Closing the gaps on IT security
Harish Chib, VP for Middle East & Africa at Sophos on how the company is working to close gaping security holes in networks
Despite all the security solutions in the market, cybercriminals still manage to find vulnerabilities. Where are the weak points?
Over a period of years, new security generations emerged, yet, all of them failed to make security simpler and cohesive. If we juxtapose this with how adversaries have evolved then we see that they are working in concert; they have what security solutions lack, and that is context. Moreover, a biased focus on external threats and known risks made enterprise perimeter porous and users, devices and data increasingly vulnerable. Recent data breach incidents have revealed how insider risks and unknown threats feast on these security gaps.
Today’s hacker is a skilled adversary, and that enemy has managed to stay ahead of the curve. This adversary won’t attack a firewall, instead he will drill a hole through latent vulnerabilities in security design or applications or servers or devices and also users. Also it’s easier to hack a human mind than hacking a firewall. This is where we are observing how end-user and endpoint risk is dramatically going up. And to add to this fact, cyber-crime is just as organized as any other market.
What needs to be done then?
For years, security design has remained monolithic, isolated and devoid of contextual information. This cannot be fixed overnight. Secondly, advent of third-platform technologies has resulted in rapid acceleration of IT and Network integration, warranting a new security architecture and approach, however, not much has happened there.
What does Sophos do differently?
With a roadmap focused on the Cloud, Sophos delivers comprehensive IT security to protect networks, servers, data and devices for a rapidly expanding mid-market and global channel. The competition is trying to be all things to all people – attempting to deliver solutions to everyone from the consumer to a Fortune 100 – and they’re taking a point-product approach. We’re different in our mission to supply complete security (as opposed to a piece by piece point product approach) in a simple, easy to deploy platform.
Our Sophos Security Heartbeat takes a big step in next-generation security.
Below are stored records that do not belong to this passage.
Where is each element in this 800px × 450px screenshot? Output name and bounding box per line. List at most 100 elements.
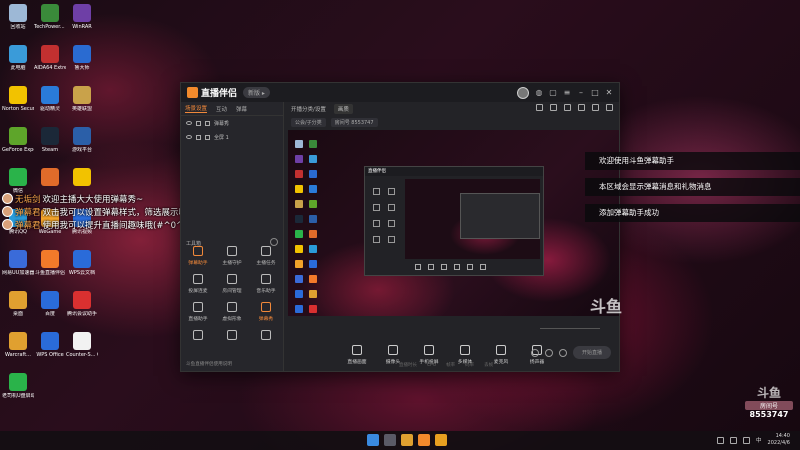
rotate-icon[interactable] [592,104,599,111]
volume-icon[interactable] [743,436,751,444]
tab-scene[interactable]: 场景设置 [185,104,208,113]
skin-icon[interactable]: ◍ [535,88,543,97]
eye-icon[interactable] [186,135,192,139]
desktop-icon[interactable]: GeForce Experience [2,127,34,153]
watermark-room-id: 8553747 [749,410,789,419]
search-icon[interactable] [384,434,396,446]
fullscreen-icon[interactable] [564,104,571,111]
toolbox-item[interactable]: 弹幕秀 [249,302,283,322]
toolbox-more-icon[interactable] [270,238,278,246]
tab-danmaku[interactable]: 弹幕 [236,105,247,113]
layout-icon[interactable] [550,104,557,111]
desktop-icon[interactable]: 老司机U盘启动器工具 [2,373,34,399]
desktop-icon[interactable]: 回收站 [2,4,34,30]
chevron-up-icon[interactable] [717,436,725,444]
left-panel: 场景设置 互动 弹幕 弹幕秀 全屏 1 工具箱 弹幕助手 主播守护 主播任务 投屏连麦… [181,102,284,371]
desktop-icon[interactable]: Warcraft... [2,332,34,358]
app-icon [41,45,59,63]
toolbox-item[interactable]: 音乐助手 [249,274,283,294]
desktop-icon[interactable]: WPS Office [34,332,66,358]
desktop-icon[interactable] [34,168,66,188]
start-icon[interactable] [367,434,379,446]
version-badge[interactable]: 新版 ▸ [243,87,270,98]
message-icon[interactable]: ▢ [549,88,557,97]
screen-capture-button[interactable]: 直播画面 [345,345,369,365]
close-icon[interactable]: ✕ [605,88,613,97]
settings-icon[interactable] [558,348,567,357]
minimize-icon[interactable]: – [577,88,585,97]
maximize-icon[interactable]: □ [591,88,599,97]
scene-item[interactable]: 全屏 1 [181,130,283,144]
desktop-icon[interactable]: TechPower... GPU-Z [34,4,66,30]
desktop-icon-label: TechPower... GPU-Z [34,24,66,30]
status-item: 丢帧 [484,363,494,368]
desktop-icon[interactable]: Counter-S... Global Off... [66,332,98,358]
desktop-icon-label: WPS Office [36,352,64,358]
toolbox-item[interactable]: 弹幕助手 [181,246,215,266]
folder-icon[interactable] [401,434,413,446]
toolbox-item[interactable]: 直播助手 [181,302,215,322]
desktop-icon[interactable]: 百度 [34,291,66,317]
toolbox-item[interactable]: 房间管理 [215,274,249,294]
desktop-icon[interactable]: 微信 [2,168,34,194]
stream-preview[interactable]: 直播伴侣 [288,130,619,316]
status-item: CPU [427,362,437,368]
toolbox-item[interactable] [249,330,283,343]
preview-desktop-icon [295,245,303,253]
toolbox-item[interactable]: 主播守护 [215,246,249,266]
category-select[interactable]: 公会/子分类 [291,117,326,127]
desktop-icon[interactable]: AIDA64 Extreme [34,45,66,71]
input-language[interactable]: 中 [756,436,762,444]
desktop-icon[interactable]: 此电脑 [2,45,34,71]
eye-icon[interactable] [544,348,553,357]
desktop-icon[interactable]: WPS云文档 [66,250,98,276]
desktop-icon[interactable]: 网易UU加速器 [2,250,34,276]
settings-icon[interactable] [606,104,613,111]
monitor-icon [352,345,362,355]
record-icon[interactable] [530,348,539,357]
status-item: 直播时长 [399,363,417,368]
app-icon [41,332,59,350]
preview-desktop-icon [309,260,317,268]
clock[interactable]: 14:40 2022/4/6 [768,433,790,447]
desktop-icon[interactable]: 游戏平台 [66,127,98,153]
desktop-icon[interactable]: 鲁大师 [66,45,98,71]
app-icon [9,291,27,309]
desktop-icon[interactable]: Norton Security [2,86,34,112]
desktop-icon[interactable]: 桌面 [2,291,34,317]
desktop-icon[interactable]: 驱动精灵 [34,86,66,112]
desktop-icon[interactable] [66,168,98,188]
desktop-icon[interactable]: Steam [34,127,66,153]
preview-desktop-icon [295,170,303,178]
tab-interact[interactable]: 互动 [216,105,227,113]
tool-icon [261,330,271,340]
desktop-icon[interactable]: 腾讯会议助手 [66,291,98,317]
lock-icon[interactable] [196,134,201,140]
usage-hint[interactable]: 斗鱼直播伴侣使用说明 [186,361,232,367]
tab-quality[interactable]: 画质 [333,104,353,114]
app-icon [9,127,27,145]
desktop-icon[interactable]: 英雄联盟 [66,86,98,112]
toolbox-item[interactable]: 虚拟形象 [215,302,249,322]
user-avatar[interactable] [517,86,529,99]
douyu-icon[interactable] [435,434,447,446]
desktop-icon[interactable]: WinRAR [66,4,98,30]
app-icon [9,86,27,104]
desktop-icon-label: 老司机U盘启动器工具 [2,393,34,399]
toolbox-item[interactable]: 主播任务 [249,246,283,266]
tab-category[interactable]: 开播分类/设置 [291,105,326,113]
gift-icon[interactable] [536,104,543,111]
desktop-icon[interactable]: 斗鱼直播伴侣 [34,250,66,276]
start-live-button[interactable]: 开始直播 [572,346,611,359]
lock-icon[interactable] [196,120,201,126]
scene-item[interactable]: 弹幕秀 [181,116,283,130]
split-icon[interactable] [578,104,585,111]
streaming-app-icon[interactable] [418,434,430,446]
eye-icon[interactable] [186,121,192,125]
wifi-icon[interactable] [730,436,738,444]
toolbox-item[interactable] [215,330,249,343]
menu-icon[interactable]: ≡ [563,88,571,97]
toolbox-item[interactable] [181,330,215,343]
app-icon [73,250,91,268]
toolbox-item[interactable]: 投屏连麦 [181,274,215,294]
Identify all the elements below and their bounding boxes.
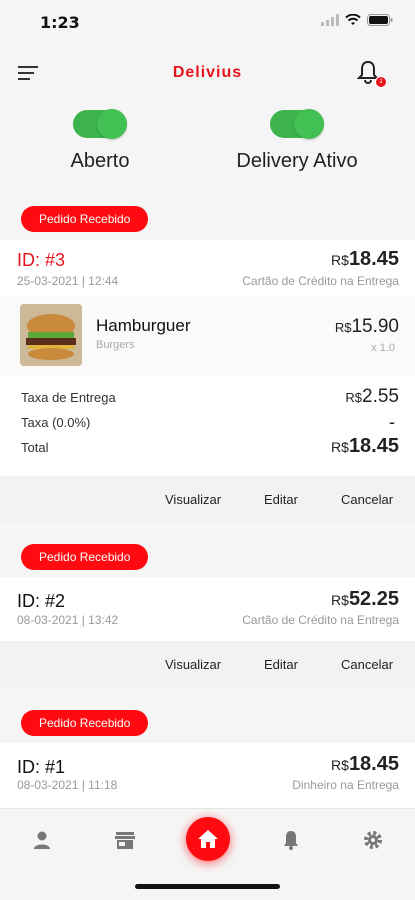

Security Heartbeat links network security technology with endpoint security technology together in a coordinated and integrated approach. This is synchronised security designed to deliver both better protection and better manageability for organisations of any size.
Describe some of your biggest successes in the region?
In the past couple of months, we took a series of initiatives to deepen our MEA presence and bring more innovative security solutions and region specific threat research findings. Key highlights include launch of Sophos Clean, which is a next-generation, signature-less malware detection solution; then we also brought Sophos Email Appliance with Next-Generation Sandboxing technology to help MEA customers reduce the risk of phishing, targeted scams and sophisticated threats. We also conducted a security research on designer geo-malware, revealing how attackers are able to localize malware attacks, launch ransomware and money-laundering cybercrime campaigns and still manage to fly under the radar.
Lately, adding to our partner enablement commitment, we announced new Sophos MSP Connect Partner Program, bringing Synchronised Security benefits to MSP partners and resellers who wish to move up the chain and emerge MSPs. In addition, to facilitate our partners with ease of business and simplified security management, we announced the availability of Sophos Central platform, which brought Synchronized Security Management for partners and security administrators.
What are your regional goals for the rest of the year and beyond?
A growing number of regional customers continue to choose Sophos due to shifting threat landscape and transforming networks. They see Sophos as a committed partner that has all the answers for security and that is what matters, including network, end-users, data, IT infrastructure and devices. To this end, we also have plans afoot to augment our channel operations, expand local presence and reach more customers through differentiated security innovations.